While it is common for hearing loss to be more pronounced in one ear more than the other, often people wonder if they can get away with wearing only one hearing aid. While this may seem tempting, this action can actually cause more problems then help.

Binaural Hearing

To understand the importance of two hearing aids, it is important to understand how our ears help our brains process sound. We use binaural hearing of both ears to help us locate sound and understand the proximity and speed of approaching sound. 

Our brains rely on both ears to understand the spaces we occupy and help us navigate safely. Two ears help us detect warning sounds, like a vehicle or animal approaching at us quickly, from which direction and at what speed. We can move out of the way in a timely manner when we are able to locate the warning sounds. 

When one ear is amplified while the other is not, the brain struggles to understand proximity and localization. Using both our ears with equal hearing ability keeps us safer and reduces risk of falls and accidents.

Single Ear Hearing Loss Is Rare

Even if one ear seems to have worse hearing loss than the other, it is rare for the other ear to have no hearing loss at all. In 90% of cases hearing loss occurs in both ears. While one side may be further along, usually both ears are compromised. 

When you choose to wear one hearing aid, the unamplified ear may become under-stimulated. The brain must be regularly exercised like our muscles, so when one side of your hearing is unamplified, your hearing on that side can become atrophied. The goal of hearing aids is to ease cognitive impairment, by amplifying sounds so your brain doesn’t have to struggle to keep balance.

Better Hearing in Noise 

When we choose to use only one hearing aid they cannot perform to their intended potential. Most hearing aids are designed to mimic the natural pattern of the hearing in the brain. Did you know that your hearing in noise could be improved by up to 3 times when each hearing aid can receive a sound at slightly different moments to your ears? 
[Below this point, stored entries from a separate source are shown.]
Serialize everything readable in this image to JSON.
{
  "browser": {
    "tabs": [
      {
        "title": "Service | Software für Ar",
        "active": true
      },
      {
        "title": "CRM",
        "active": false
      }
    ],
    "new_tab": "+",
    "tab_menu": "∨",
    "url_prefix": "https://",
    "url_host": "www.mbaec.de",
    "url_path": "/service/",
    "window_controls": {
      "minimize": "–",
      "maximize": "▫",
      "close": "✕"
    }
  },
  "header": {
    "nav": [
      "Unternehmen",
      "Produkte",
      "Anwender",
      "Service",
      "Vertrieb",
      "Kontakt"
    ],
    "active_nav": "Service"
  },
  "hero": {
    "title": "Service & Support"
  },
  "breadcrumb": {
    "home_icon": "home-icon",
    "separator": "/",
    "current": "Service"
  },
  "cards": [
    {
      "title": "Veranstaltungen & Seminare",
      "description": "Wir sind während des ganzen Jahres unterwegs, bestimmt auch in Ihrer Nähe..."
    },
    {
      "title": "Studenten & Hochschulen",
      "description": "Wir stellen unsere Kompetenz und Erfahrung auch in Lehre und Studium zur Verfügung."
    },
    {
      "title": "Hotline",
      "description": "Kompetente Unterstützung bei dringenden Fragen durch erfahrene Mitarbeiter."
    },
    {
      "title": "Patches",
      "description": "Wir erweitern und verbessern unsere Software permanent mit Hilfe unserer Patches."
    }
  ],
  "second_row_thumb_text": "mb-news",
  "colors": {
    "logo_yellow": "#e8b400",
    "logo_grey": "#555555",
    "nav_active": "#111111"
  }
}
In hearing aids, this is referred to as “phase”, in which the brain receives slightly different signals in each ear, mimicking natural hearing. Phasing allows your brain to understand speech more clearly, particularly in noisy environments.

Clearer Hearing

With two hearing aids you can detect the rich fullness of sound and speech  you may have lost with hearing loss. When you choose to only amplify your “good ear” you deny yourself the subtle nuances in sound that you can achieve with hearing aids. Research shows a 5% percent increase in speech perception when using two hearing aids.

Turn the Volume

With only one hearing aid you are more likely to crank up the volume on your amplified ear. This can cause your “good ear” to work less, while the hearing aided ear could actually become over extended and damaged from excess volume. One hearing aid is also more likely to pick up feedback and interference, causing unneeded frustration with hearing. It is common for loud sounds to be less tolerable when using one hearing aid only. Keep your stress levels down with two hearing aids.

Higher Hearing Aid Satisfaction 

Hearing aid users that choose to use both hearing aids report higher overall satisfaction with their hearing aids. While it may seem that you are making your life easier when using only one hearing aid, nothing could be further from the truth.